ImageNet organizers have provided more than one million examples of labeled images to form networks. AlexNet has achieved unprecedented accuracy using a deep neural network, with eight training layers and 650,000 neurons. They have been able to form such a large network of so much data because they have discovered how to exploit GPUs that are designed for large-scale parallel processing.

AlexNet has demonstrated the importance of what could be called the three-foot stool for in-depth learning: better algorithms, more learning data and more computational power . Over the last seven years, companies have been striving to build capacity on all three fronts, improving their performance.

Google leads this charge almost from the beginning. Two years after AlexNet won an image recognition competition called ImageNet in 2012, Google entered the competition with an even deeper neural network and won first prize. The company has hired dozens of leading machine learning experts, including the 2014 acquisition of DeepMind, a deep-learning start-up, which allows it to stay at the forefront. neural network design.

The company also has unmatched access to large data sets. A 2013 article described how Google used deep neural networks to recognize address numbers in tens of millions of images captured by Google Street View.

Google has also worked hard on the hardware front. In 2016, Google announced the creation of a custom chip called Tensor Processing Unit specifically designed to accelerate the operations used by neural networks.

"Although Google was planning to build a dedicated application-specific integrated circuit (ASIC) for neural networks as early as 2006, the situation became urgent in 2013," wrote Google in 2017. "That's when that we have realized that the growing requirements in calculating neural networks could force us to double the number of data centers we operate. "

That's why Google I / O has been interested in machine learning for three years. The company believes that these strengths – a small army of machine learning experts, large amounts of data, and its own custom silicon – make it ideally positioned to exploit the opportunities offered by machine learning.

Google's I / O this year has not actually announced a lot of new products related to ML because the company has already incorporated machine learning to most of its major products. Android has had voice recognition and Google's assistant for years. Google Photos has long had an impressive search function based on ML. Last year, Google introduced Google Duplex, which makes a reservation on behalf of a user with a strangely realistic human voice created by software.

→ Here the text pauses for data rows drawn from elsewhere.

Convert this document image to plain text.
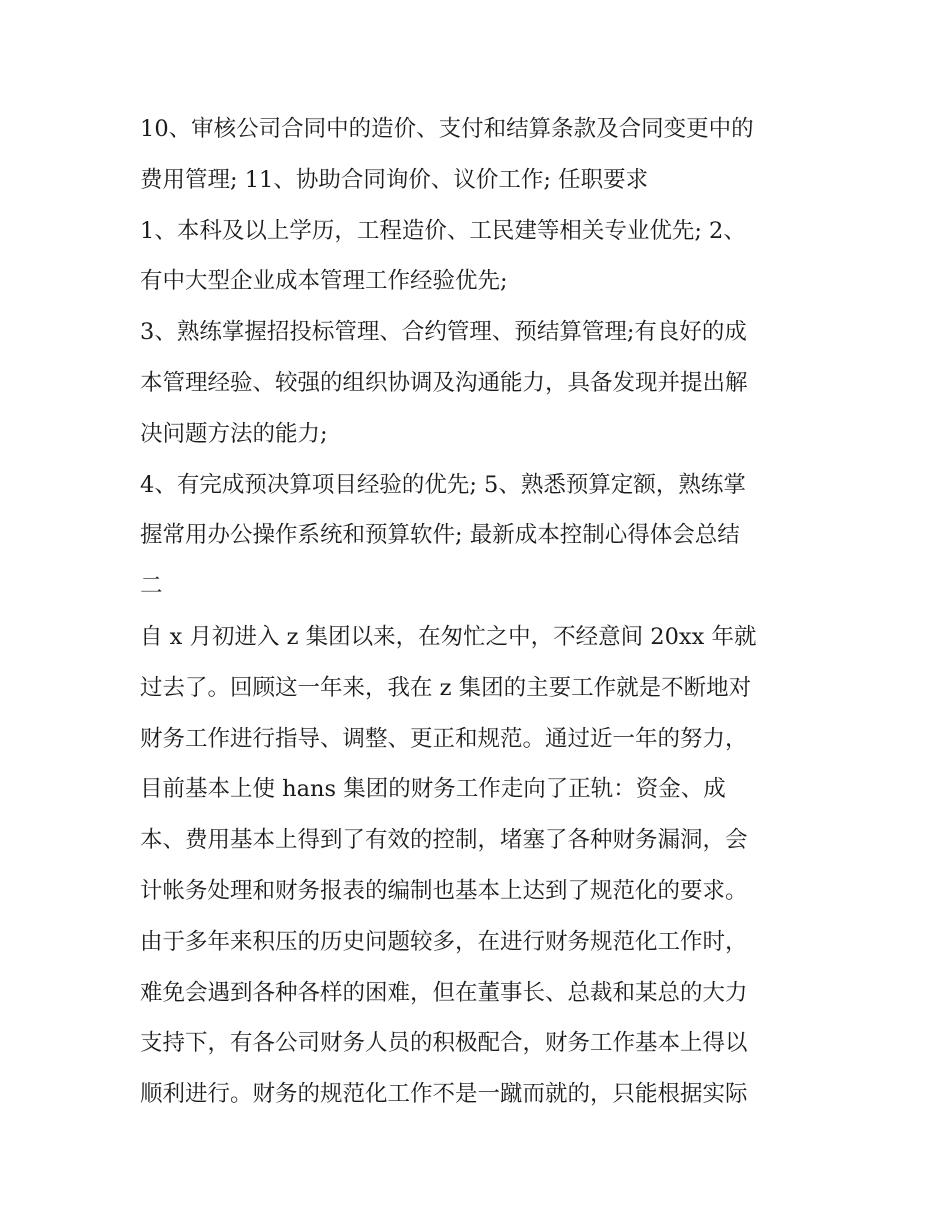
10、审核公司合同中的造价、支付和结算条款及合同变更中的
费用管理; 11、协助合同询价、议价工作; 任职要求
1、本科及以上学历，工程造价、工民建等相关专业优先; 2、
有中大型企业成本管理工作经验优先;
3、熟练掌握招投标管理、合约管理、预结算管理;有良好的成
本管理经验、较强的组织协调及沟通能力，具备发现并提出解
决问题方法的能力;
4、有完成预决算项目经验的优先; 5、熟悉预算定额，熟练掌
握常用办公操作系统和预算软件; 最新成本控制心得体会总结
二
自 x 月初进入 z 集团以来，在匆忙之中，不经意间 20xx 年就
过去了。回顾这一年来，我在 z 集团的主要工作就是不断地对
财务工作进行指导、调整、更正和规范。通过近一年的努力，
目前基本上使 hans 集团的财务工作走向了正轨：资金、成
本、费用基本上得到了有效的控制，堵塞了各种财务漏洞，会
计帐务处理和财务报表的编制也基本上达到了规范化的要求。
由于多年来积压的历史问题较多，在进行财务规范化工作时，
难免会遇到各种各样的困难，但在董事长、总裁和某总的大力
支持下，有各公司财务人员的积极配合，财务工作基本上得以
顺利进行。财务的规范化工作不是一蹴而就的，只能根据实际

Instead, I / O presentations on machine learning focused on two areas: transferring more machine learning activities to smartphones and using machine learning to help people disadvantaged, including deaf, illiterate or cancer patients.

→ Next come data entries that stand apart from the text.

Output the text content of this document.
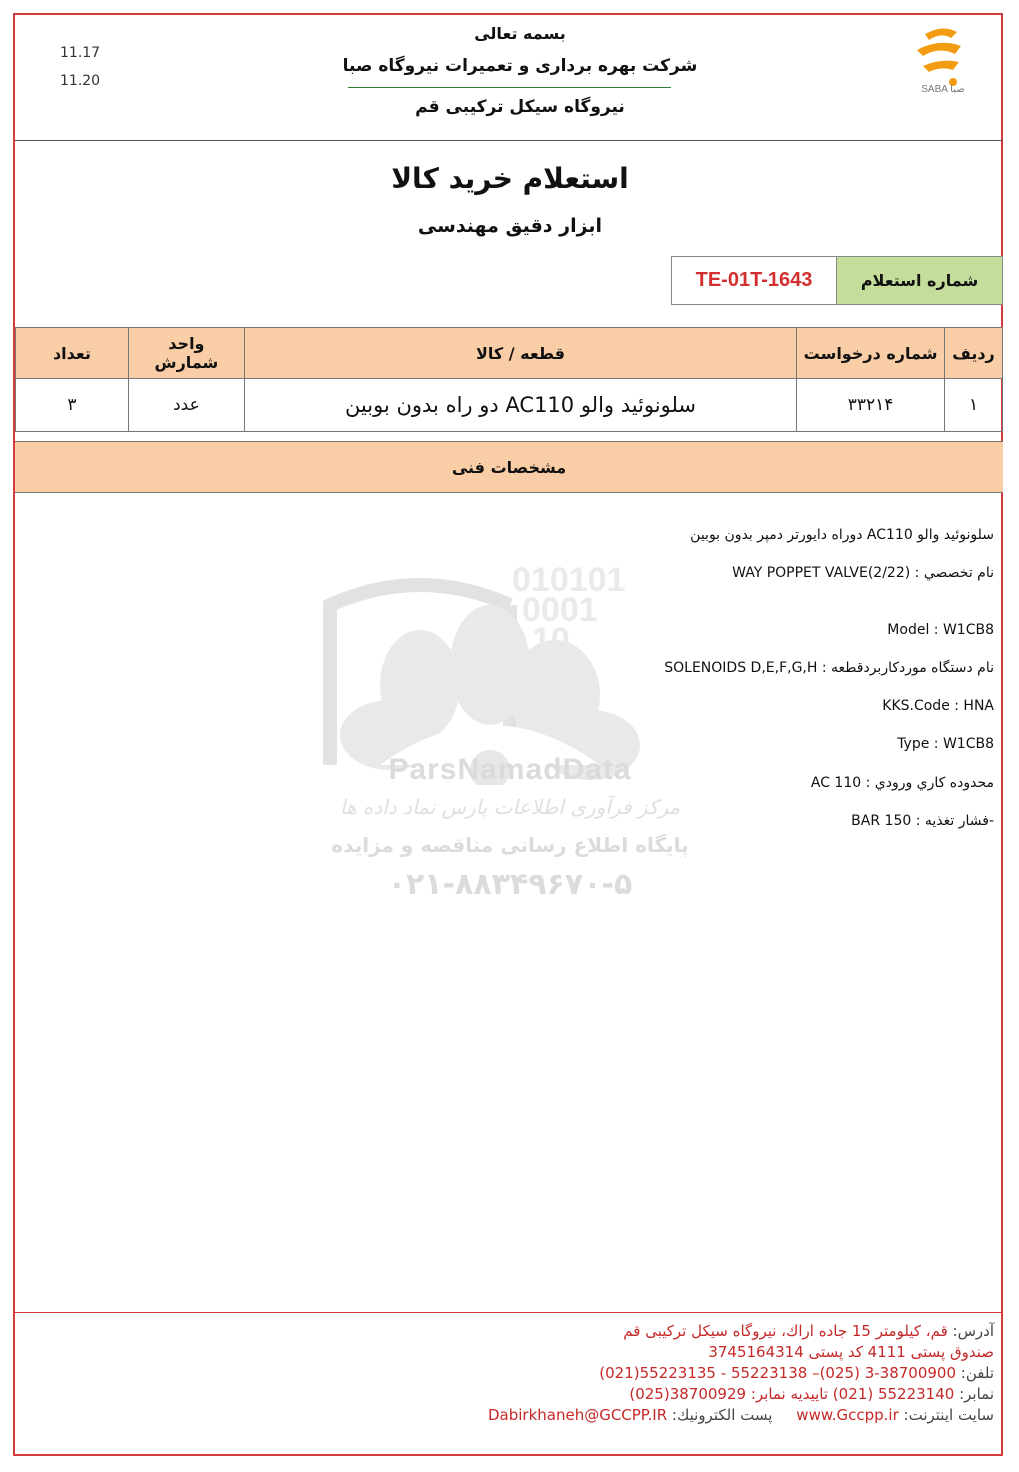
11.17
11.20
بسمه تعالی
شرکت بهره برداری و تعمیرات نیروگاه صبا
نیروگاه سیکل ترکیبی قم
SABA صبا
استعلام خرید کالا
ابزار دقیق مهندسی
شماره استعلام
TE-01T-1643
ردیف	شماره درخواست	قطعه / کالا	واحد شمارش	تعداد
۱	۳۳۲۱۴	سلونوئید والو AC110 دو راه بدون بوبین	عدد	۳
مشخصات فنی
010101
0001
10
0
ParsNamadData
مرکز فرآوری اطلاعات پارس نماد داده ها
پایگاه اطلاع رسانی مناقصه و مزایده
۰۲۱-۸۸۳۴۹۶۷۰-۵
سلونوئيد والو AC110 دوراه دايورتر دمپر بدون بوبين
نام تخصصي : WAY POPPET VALVE(2/22)
Model : W1CB8
نام دستگاه موردكاربردقطعه : SOLENOIDS D,E,F,G,H
KKS.Code : HNA
Type : W1CB8
محدوده كاري ورودي : AC 110
-فشار تغذيه : BAR 150
آدرس: قم، کیلومتر 15 جاده اراك، نیروگاه سیکل ترکیبی قم
صندوق پستی 4111 کد پستی 3745164314
تلفن: 38700900-3 (025)– 55223138 - 55223135(021)
نمابر: 55223140 (021) تاییدیه نمابر: 38700929(025)
سایت اینترنت: www.Gccpp.ir     پست الکترونیك: Dabirkhaneh@GCCPP.IR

Squeezing Machine Learning on smartphones

Justin Sullivan / Getty Images

Past efforts to make neural networks more precise have meant making them deeper and more complicated. This approach has produced impressive results, but it has big drawbacks: networks are often too complex to be exploited on smartphones.

Most of the time, people have solved the problem by unloading the calculations on the cloud. Earlier versions of Google and Apple's voice assistants recorded audio data and uploaded it to the company's servers for processing. It worked well, but it has three major drawbacks: higher latency, lower privacy protection, and functionality only working offline.

So, Google has been working to move more and more computing on device. Current Android devices already have basic voice recognition capabilities on the device, but the Google virtual assistant requires an Internet connection. Google says it will change later this year with a new offline mode for Google Assistant.

This new feature largely explains the extremely fast response times demonstrated by this week's demo. Google indicates that the wizard will be "up to 10 times faster" for some tasks.